There is if there's live video. In my imagination there would be improvised scenery too, fully improvised with different elements. At this point I have enough stuff down to release it as a CD, and then I'm going to do a DVD, something more like a Robert Ashley piece. I have so many ideas, how do you decide which is the best one? That's one of the reasons I got into improvisation – there is no best one: today you insert this one.

This kind of music doesn't exactly pay the bills though, does it?
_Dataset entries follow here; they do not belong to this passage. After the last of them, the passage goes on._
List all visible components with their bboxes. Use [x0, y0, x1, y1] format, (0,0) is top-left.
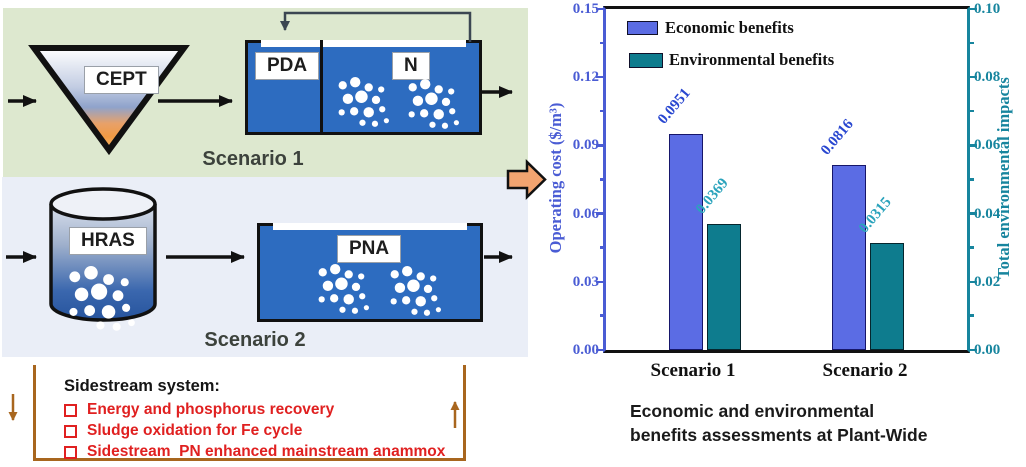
bubbles	[408, 79, 459, 129]
bubbles	[338, 77, 389, 127]
bar-value-label: 0.0951	[654, 85, 694, 128]
caption-line2: benefits assessments at Plant-Wide	[630, 425, 928, 445]
left-tick-label: 0.00	[572, 342, 599, 358]
legend-swatch	[627, 21, 658, 35]
bar-left	[832, 164, 866, 350]
right-tick-label: 0.04	[974, 205, 1001, 222]
left-major-tick	[596, 7, 603, 11]
tank-open-top	[261, 40, 466, 47]
left-major-tick	[596, 280, 603, 284]
legend-label: Economic benefits	[665, 18, 794, 37]
right-minor-tick	[969, 178, 974, 181]
bar-value-label: 0.0816	[817, 115, 857, 158]
left-tick-label: 0.09	[572, 137, 599, 154]
x-category-label: Scenario 1	[650, 360, 736, 381]
left-major-tick	[596, 212, 603, 215]
benefits-chart: 0.00 0.00 0.03 0.02 0.06 0.04 0.09 0.06 0.12 0.08…	[530, 0, 1026, 467]
pna-tank: PNA	[257, 223, 483, 322]
sidestream-item-list: Energy and phosphorus recovery Sludge oxi…	[64, 400, 445, 463]
sidestream-box: Sidestream system: Energy and phosphorus…	[33, 365, 466, 461]
chart-caption: Economic and environmental benefits asse…	[630, 399, 927, 447]
legend-swatch	[629, 53, 663, 68]
right-tick-label: 0.00	[974, 342, 1001, 358]
cept-label: CEPT	[84, 66, 159, 94]
right-tick-label: 0.02	[974, 273, 1001, 290]
checkbox-bullet-icon	[64, 424, 77, 438]
cept-clarifier-funnel	[28, 45, 190, 156]
bar-left	[669, 133, 703, 350]
right-major-tick	[970, 75, 977, 79]
bubbles	[390, 266, 441, 316]
right-major-tick	[970, 348, 977, 352]
right-major-tick	[970, 7, 977, 11]
hras-reactor-cylinder	[49, 187, 157, 331]
bubbles	[318, 264, 369, 314]
left-minor-tick	[599, 314, 604, 317]
pda-zone-label: PDA	[255, 52, 320, 80]
left-axis-title: Operating cost ($/m³)	[546, 102, 565, 254]
right-tick-label: 0.08	[974, 69, 1001, 86]
scenario1-panel: CEPT PDA N Scenario 1	[3, 8, 528, 177]
right-minor-tick	[969, 109, 974, 113]
checkbox-bullet-icon	[64, 403, 77, 417]
right-minor-tick	[969, 41, 974, 45]
right-minor-tick	[969, 314, 974, 317]
sidestream-title: Sidestream system:	[64, 377, 220, 395]
caption-line1: Economic and environmental	[630, 401, 875, 421]
scenario2-label: Scenario 2	[204, 329, 306, 351]
tank-open-top	[273, 223, 467, 230]
right-axis-title: Total environmental impacts	[994, 77, 1013, 279]
scenario2-panel: HRAS PNA Scenario 2	[2, 177, 528, 357]
left-major-tick	[596, 348, 603, 352]
pna-label: PNA	[337, 235, 402, 263]
sidestream-item-text: Sidestream PN enhanced mainstream anammo…	[87, 443, 446, 460]
scenario1-label: Scenario 1	[202, 148, 304, 170]
left-tick-label: 0.12	[572, 69, 599, 86]
left-minor-tick	[599, 178, 604, 181]
sidestream-item-text: Sludge oxidation for Fe cycle	[87, 422, 303, 439]
tank-divider	[320, 40, 323, 135]
x-category-label: Scenario 2	[822, 360, 908, 381]
bar-right	[707, 224, 741, 350]
sidestream-item-text: Energy and phosphorus recovery	[87, 401, 335, 418]
plot-area: 0.00 0.00 0.03 0.02 0.06 0.04 0.09 0.06 0.12 0.08…	[573, 1, 1001, 381]
left-minor-tick	[599, 41, 604, 45]
right-major-tick	[970, 212, 977, 215]
pda-n-tank: PDA N	[245, 40, 482, 135]
right-major-tick	[970, 280, 977, 284]
left-tick-label: 0.06	[572, 205, 599, 222]
right-tick-label: 0.10	[974, 1, 1001, 17]
left-minor-tick	[599, 109, 604, 113]
sidestream-item: Energy and phosphorus recovery	[64, 400, 445, 420]
bar-right	[870, 242, 904, 350]
legend-label: Environmental benefits	[669, 50, 835, 69]
left-tick-label: 0.15	[572, 1, 599, 17]
right-tick-label: 0.06	[974, 137, 1001, 154]
right-minor-tick	[969, 246, 974, 249]
left-major-tick	[596, 75, 603, 79]
hras-label: HRAS	[69, 227, 147, 255]
left-minor-tick	[599, 246, 604, 249]
checkbox-bullet-icon	[64, 445, 77, 459]
left-major-tick	[596, 144, 603, 147]
sidestream-item: Sidestream PN enhanced mainstream anammo…	[64, 442, 445, 462]
left-tick-label: 0.03	[572, 273, 599, 290]
right-major-tick	[970, 144, 977, 147]
sidestream-item: Sludge oxidation for Fe cycle	[64, 421, 445, 441]
n-zone-label: N	[392, 52, 430, 80]
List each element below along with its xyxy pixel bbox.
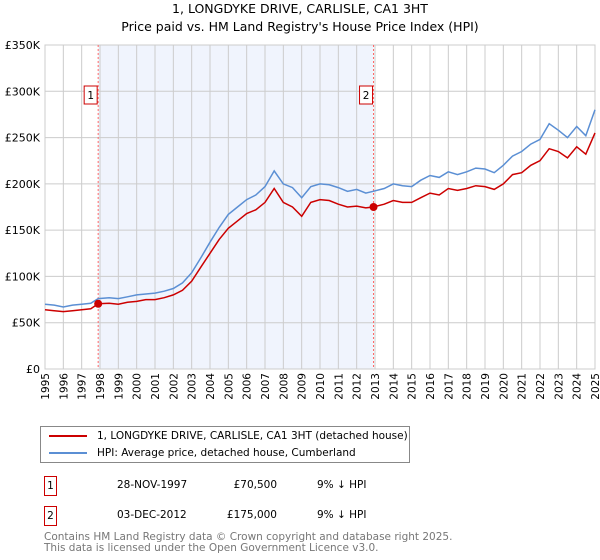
x-tick-label: 2018	[462, 373, 474, 400]
x-tick-label: 2008	[278, 373, 290, 400]
sale-price: £175,000	[226, 509, 277, 521]
sale-date: 28-NOV-1997	[117, 479, 188, 491]
x-tick-label: 2000	[132, 373, 144, 400]
shaded-ownership-period	[98, 45, 374, 369]
plot-border	[44, 44, 596, 370]
x-tick-label: 2002	[168, 373, 180, 400]
x-tick-label: 2020	[498, 373, 510, 400]
x-tick-label: 2014	[388, 373, 400, 400]
property-price-line	[44, 132, 596, 313]
y-tick-label: £300K	[5, 85, 41, 98]
x-tick-label: 1995	[40, 373, 52, 400]
chart-subtitle: Price paid vs. HM Land Registry's House …	[121, 19, 479, 34]
sale-badge: 2	[44, 506, 57, 526]
legend-label: HPI: Average price, detached house, Cumb…	[97, 447, 356, 459]
sale-row: 1 28-NOV-1997 £70,500 9% ↓ HPI	[40, 476, 440, 496]
x-tick-label: 2009	[297, 373, 309, 400]
y-tick-label: £150K	[5, 224, 41, 237]
sale-point	[369, 203, 378, 211]
y-tick-label: £350K	[5, 39, 41, 52]
sale-hpi-diff: 9% ↓ HPI	[317, 509, 367, 521]
legend-swatch-blue	[49, 452, 87, 454]
legend-item-property: 1, LONGDYKE DRIVE, CARLISLE, CA1 3HT (de…	[49, 428, 408, 444]
x-tick-label: 1999	[113, 373, 125, 400]
sale-marker-label: 1	[87, 90, 94, 102]
y-tick-label: £50K	[12, 317, 41, 330]
y-tick-label: £250K	[5, 132, 41, 145]
x-tick-label: 2003	[187, 373, 199, 400]
y-tick-label: £200K	[5, 178, 41, 191]
legend: 1, LONGDYKE DRIVE, CARLISLE, CA1 3HT (de…	[40, 426, 410, 463]
x-tick-label: 2025	[590, 373, 600, 400]
x-tick-label: 2015	[407, 373, 419, 400]
x-tick-label: 2005	[223, 373, 235, 400]
sale-row: 2 03-DEC-2012 £175,000 9% ↓ HPI	[40, 506, 440, 526]
x-tick-label: 2007	[260, 373, 272, 400]
chart-title: 1, LONGDYKE DRIVE, CARLISLE, CA1 3HT	[172, 1, 428, 16]
sale-marker-box	[83, 85, 98, 105]
x-tick-label: 2004	[205, 373, 217, 400]
legend-swatch-red	[49, 435, 87, 437]
x-tick-label: 2006	[242, 373, 254, 400]
footer-copyright: Contains HM Land Registry data © Crown c…	[44, 531, 453, 543]
x-tick-label: 2012	[352, 373, 364, 400]
sale-marker-label: 2	[363, 90, 370, 102]
x-tick-label: 2001	[150, 373, 162, 400]
hpi-line	[44, 109, 596, 308]
sale-badge: 1	[44, 476, 57, 496]
sale-price: £70,500	[233, 479, 277, 491]
y-tick-label: £0	[26, 363, 40, 376]
x-tick-label: 2013	[370, 373, 382, 400]
x-tick-label: 2022	[535, 373, 547, 400]
x-tick-label: 2023	[553, 373, 565, 400]
price-chart: 1995 1996 1997 1998 1999 2000 2001 2002 2003 2004…	[5, 39, 600, 400]
x-tick-label: 2017	[443, 373, 455, 400]
sale-date: 03-DEC-2012	[117, 509, 187, 521]
legend-item-hpi: HPI: Average price, detached house, Cumb…	[49, 445, 356, 461]
x-tick-label: 2010	[315, 373, 327, 400]
sale-marker-box	[359, 85, 374, 105]
sale-point	[94, 299, 103, 308]
legend-label: 1, LONGDYKE DRIVE, CARLISLE, CA1 3HT (de…	[97, 430, 408, 442]
sale-hpi-diff: 9% ↓ HPI	[317, 479, 367, 491]
x-tick-label: 2021	[517, 373, 529, 400]
x-tick-label: 2016	[425, 373, 437, 400]
x-tick-label: 1996	[58, 373, 70, 400]
y-tick-label: £100K	[5, 270, 41, 283]
x-tick-label: 1998	[95, 373, 107, 400]
x-tick-label: 2011	[333, 373, 345, 400]
x-tick-label: 2019	[480, 373, 492, 400]
x-tick-label: 2024	[572, 373, 584, 400]
x-tick-label: 1997	[77, 373, 89, 400]
footer-licence: This data is licensed under the Open Gov…	[44, 542, 379, 554]
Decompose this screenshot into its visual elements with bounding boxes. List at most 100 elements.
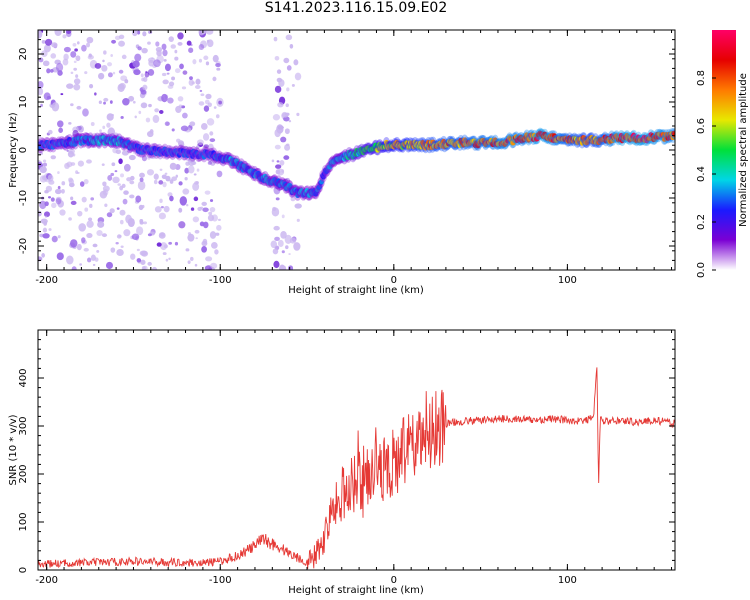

Do you have a day job?

In Southern California I used to be a professional musician, in the Musicians Union, and when I moved to the Bay Area I did commercials for Starbucks and these corporate things, and I was music director for a Saturday morning cartoon on CBS for a while [The Twisted Tales of Felix the Cat]. But when we had our second child, my wife, who's a nurse, had to go part time and I had to get a day job. So I ended up writing for the magazine Electronic Musician, and now I'm Editor. A regular 9 to 5 day job.

Good, I'll leave you to edit this then.

Yeah, I'll dot all the i's! (laughs) At times it's really intense, but I meet a lot of musicians through it. I get a lot of gear to work with. I teach an introduction to ProTools class and I get a lot of software to examine. That's great, because as I said my whole thing about playing percussion has always been to make acoustic instruments sound electronic, not sound like drums.

What you call "energized surfaces"..

Yes, I refer to it as the fricative school of drumming. All the rage now is to put rosin on your heads and play with friction, and I have little motors and I put them on different things, not just cymbals, but also the floor. If something falls off and ends up the floor I just surround it with things. I also have some horns and reed instruments I stick on top of the drums and blow through and get another kind of resonance, and there's the faux-daxophone, where I find objects and move them around over the side of the drum, finding pitches. So when I put "percussion" on the record and nobody hears anything being hit, just horn tones and squeaking, it just gets too confusing. So I call it "energized surfaces". After all, when you see Sean Meehan or Ninh Lê Quan, they're not playing drums anymore. Those days are dead.